Photoelectrochemical behavior of AlxIn1−xN thin films grown by plasma-assisted dual source reactive evaporation

Abstract

In this work the dependence of photoelectrochemical (PEC) behavior of AlxIn1−xN (0.48 ≤x ≤ 0.66) thin films grown by plasma-assisted dual source reactive evaporation, on the plasma dynamics and the alloys properties was studied. The influence of nitrogen flow rate on the compositional, morphological, structural and optical properties of the as-prepared films were investigated using X-ray photoelectron spectroscopy (XPS), Field emission scanning electron microscopy (FESEM), micro Raman spectroscopy and UV–vis spectroscopy. The PEC study of the as-grown AlxIn1−xN thin films targeted for water splitting application were performed in the presence of simulated solar irradiation of AM 1.5G (100 mW/cm2).
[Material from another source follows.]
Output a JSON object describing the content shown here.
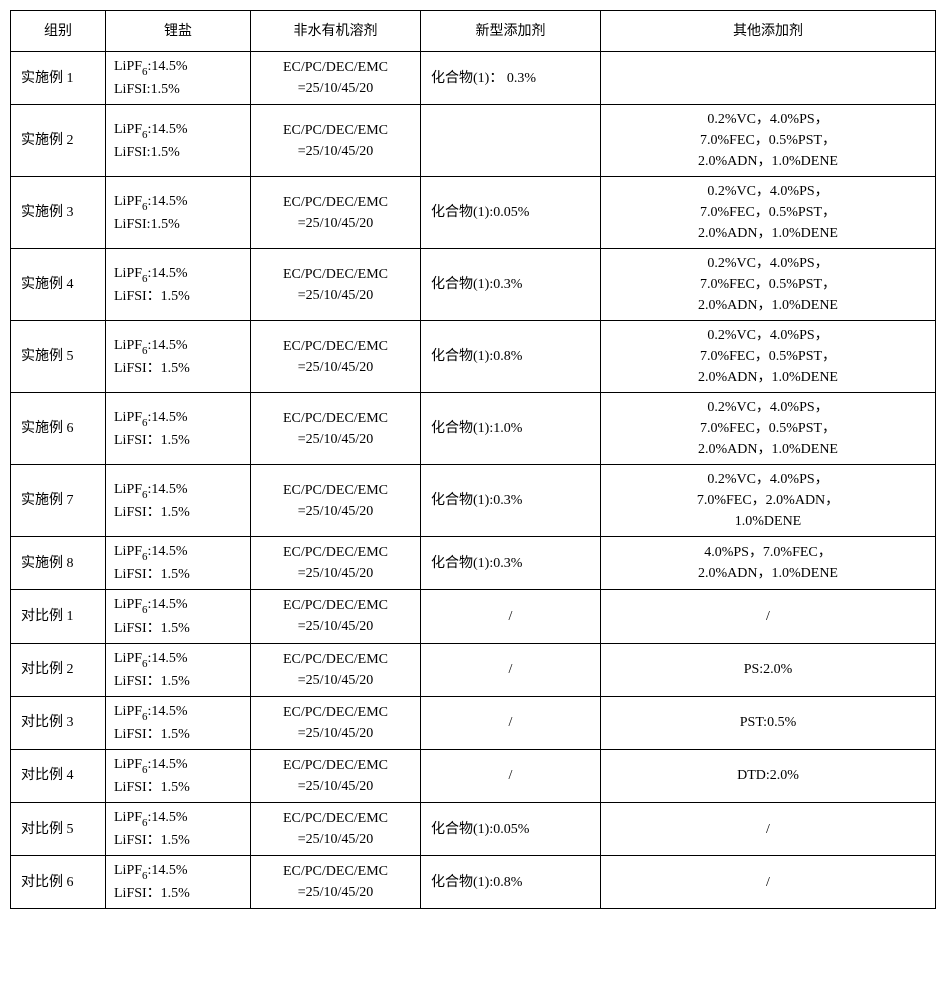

The PEC results revealed that the photocurrent for the AlxIn1−xN thin film grown at nitrogen flow rate of 80 sccm is ∼10-fold higher than the dark current. From the Mott–Schottky (MS) plots it was deduced that by increasing N2 flow rate up to 80 sccm, the flat band potential shifts toward more negative values. The good photoelectrochemical behavior of AlxIn1−xN thin films showed that this material could be a potential candidate for PEC water splitting.